On a fresh install of 10.1-RC4, with few packages installed, (all from the FreeBSD pkg servers): host# pkg install -y perl5 Updating FreeBSD repository catalogue... FreeBSD repository is up-to-date. All repositories are up-to-date. Checking integrity... done (0 conflicting) The following 1 packages will be affected (of 0 checked): New packages to be INSTALLED: perl5: 5.16.3_11 The process will require 47 MB more space. [host] [1/1] Installing perl5-5.16.3_11: 100% host# pkg which /usr/local/lib/perl5/site_perl/5.16/mach/sys/syscall.ph /usr/local/lib/perl5/site_perl/5.16/mach/sys/syscall.ph was not found in the database host# ls -l /usr/local/lib/perl5/site_perl/5.16/mach/sys/syscall.ph -rw-r--r-- 1 root wheel 27911 Nov 11 04:31 /usr/local/lib/perl5/site_perl/5.16/mach/sys/syscall.ph Basically, 'pkg which' is failing to tell which package included the syscall.ph file.

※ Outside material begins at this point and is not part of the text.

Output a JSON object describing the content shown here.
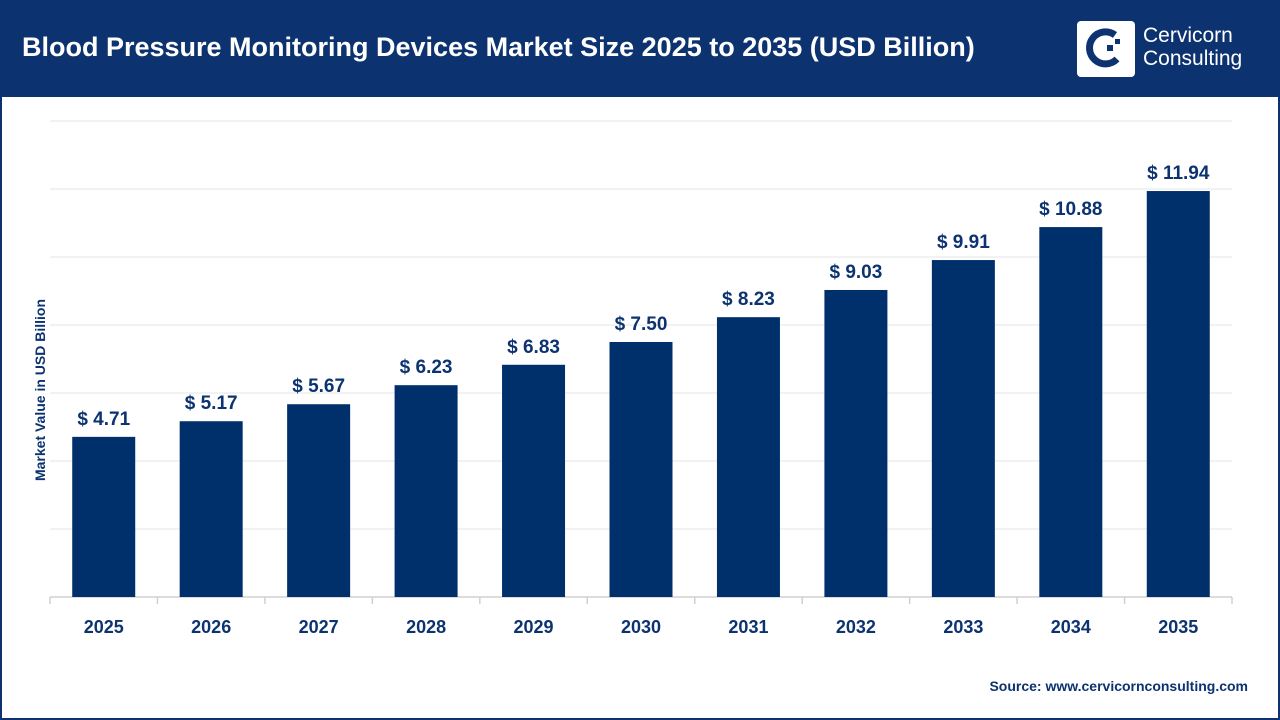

I think this is due to the perl5 port not staging the output of h2ph properly into the 'stage' director when building. I see it gets installed into /usr/local/... directly, but there isn't a copy in the work/stage directory as it builds.
I see, after looking at this a bit more, that the problem is twofold: 1) 'pkg which' fails because the the .ph files are generated not during the package staging, but rather as part of the post-install script that is run when the package is installed. 2) I was doing a 'pkg -c dir ... -y install', and had only enough stuff under 'dir' to allow the chroot to succeed. Which is /bin/sh and three shared libraries. Because there was not a /usr/include directory, there were not any .ph files generated. Both of these are surprising to me. That files get installed/created and not attributed to a package seems wrong. And that the .ph files rely on the /usr/include hierarchy of the target machine where they are being installed also seems kinda wrong.
I guess the final statement I have on this is that because the chroot'd environment I was installing the package into had only /bin/sh available, the entire post-install script for the package installation failed, yet no notice of this failure was emitted/logged anywhere. Nor did the 'pkg' command exit with a non-zero status to indicate that something had gone wrong.
Fix synopsis and assign.
Will be fixed when 194969 is committed.